4. US military intervention was far more aggressive than was necessary. Not at all. The most cogent criticism of the 2003 action against Saddam is that it was required because we failed in 1991 to pursue our interests to their appropriate conclusion. Had we liberated Kuwait and then marched to Baghdad to overthrow Saddam, the world might have been spared considerable agony, and Iraq would actually have had a greater chance to build a peaceful, democratic society before the rise of al-Qaida and Islamic radicalism took their toll. We can obviously never know the truth, but the lesson for Washington is not to stop short just because of criticism from the international chattering classes.
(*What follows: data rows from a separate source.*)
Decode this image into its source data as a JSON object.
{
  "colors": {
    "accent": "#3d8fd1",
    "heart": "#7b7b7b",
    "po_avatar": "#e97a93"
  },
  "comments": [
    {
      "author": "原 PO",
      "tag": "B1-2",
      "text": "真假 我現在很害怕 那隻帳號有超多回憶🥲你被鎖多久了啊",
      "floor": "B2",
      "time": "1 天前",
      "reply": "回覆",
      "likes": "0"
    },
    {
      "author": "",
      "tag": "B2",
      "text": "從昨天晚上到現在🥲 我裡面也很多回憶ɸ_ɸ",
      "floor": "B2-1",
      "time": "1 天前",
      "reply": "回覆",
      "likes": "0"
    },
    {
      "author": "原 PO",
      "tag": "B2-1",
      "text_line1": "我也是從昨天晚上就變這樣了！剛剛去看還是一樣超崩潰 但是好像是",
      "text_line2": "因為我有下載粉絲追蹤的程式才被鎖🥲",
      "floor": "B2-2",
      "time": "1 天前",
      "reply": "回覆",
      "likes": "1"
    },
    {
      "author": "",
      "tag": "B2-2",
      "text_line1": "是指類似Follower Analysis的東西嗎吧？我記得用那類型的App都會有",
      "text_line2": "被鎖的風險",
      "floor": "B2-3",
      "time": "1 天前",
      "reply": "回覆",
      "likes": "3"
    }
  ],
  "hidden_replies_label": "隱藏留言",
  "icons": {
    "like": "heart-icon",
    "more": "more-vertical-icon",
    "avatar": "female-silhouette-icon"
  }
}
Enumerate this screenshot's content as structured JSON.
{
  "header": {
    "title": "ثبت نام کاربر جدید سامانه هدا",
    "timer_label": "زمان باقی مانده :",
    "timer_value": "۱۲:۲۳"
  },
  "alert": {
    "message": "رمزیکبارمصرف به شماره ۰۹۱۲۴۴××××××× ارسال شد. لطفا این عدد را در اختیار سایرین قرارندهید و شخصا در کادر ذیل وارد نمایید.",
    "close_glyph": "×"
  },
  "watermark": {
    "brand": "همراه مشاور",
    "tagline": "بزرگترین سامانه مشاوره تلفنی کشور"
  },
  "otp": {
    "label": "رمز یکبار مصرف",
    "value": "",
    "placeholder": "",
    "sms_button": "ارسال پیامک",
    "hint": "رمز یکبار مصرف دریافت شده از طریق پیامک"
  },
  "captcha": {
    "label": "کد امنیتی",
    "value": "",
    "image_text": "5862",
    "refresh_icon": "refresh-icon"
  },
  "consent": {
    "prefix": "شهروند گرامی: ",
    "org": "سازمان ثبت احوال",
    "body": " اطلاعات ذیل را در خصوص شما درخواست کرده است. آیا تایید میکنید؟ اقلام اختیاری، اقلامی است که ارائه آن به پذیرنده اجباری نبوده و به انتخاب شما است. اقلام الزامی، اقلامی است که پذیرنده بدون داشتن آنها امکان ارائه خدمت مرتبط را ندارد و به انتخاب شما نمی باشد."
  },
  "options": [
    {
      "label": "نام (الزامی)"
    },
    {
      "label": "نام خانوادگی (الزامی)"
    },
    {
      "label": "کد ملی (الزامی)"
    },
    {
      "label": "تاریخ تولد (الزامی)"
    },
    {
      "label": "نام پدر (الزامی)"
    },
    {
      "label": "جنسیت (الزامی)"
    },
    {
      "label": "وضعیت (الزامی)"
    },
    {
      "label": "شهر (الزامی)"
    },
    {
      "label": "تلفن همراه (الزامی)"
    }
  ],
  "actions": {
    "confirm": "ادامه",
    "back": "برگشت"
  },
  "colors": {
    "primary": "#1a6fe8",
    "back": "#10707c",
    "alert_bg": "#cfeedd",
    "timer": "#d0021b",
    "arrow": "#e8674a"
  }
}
Ironically, the more accurate criticism of US policy is essentially the opposite of the left’s conventional wisdom: our inconstancy has too often caused us to stop short before achieving objectives that were both desirable and obtainable. In Iraq, for example, twice in just 10 years, we had to mobilize international coalitions and powerful military forces to deal with the same basic threat, namely Saddam’s unrestrained aggressiveness toward his neighbors. Similarly in Afghanistan, after helping the mujahedeen force a humiliating Soviet withdrawal and contribute to the USSR’s collapse, we turned away in the 1990′s and Taliban took power. After overthrowing the Taliban-al Qaida clique ruling Afghanistan, we are poised to turn away again, with every prospect of Taliban returning to power. And in Iran, we have watched the nuclear threat grow for twenty years while missing repeated opportunities to do something about it.

5. Iran is more powerful today than if Saddam been left in power. This variation on the previous myth ignores the reality America confronted in 2003. Had Saddam been removed in 1991, the threat of Iran’s influence might have been mooted before Tehran’s nuclear threat grew to its present level of menace. After Saddam’s overthrow, the United States should have turned its attention to the regimes in Iran and Syria. Had we encouraged internal opposition to topple both Assad and the ayatollahs ten years ago, much as if we had removed Saddam in 1991, the Middle East environment today would indeed be very different.

If Obama has his way in Washington’s ongoing policy and budgetary debates, America will be withdrawing around the world and reducing its military capacity. This is what opponents of the 2003 Iraq war have long professed to want. If they actually get their wishes, it won’t be long before they start complaining about it. You heard it here first.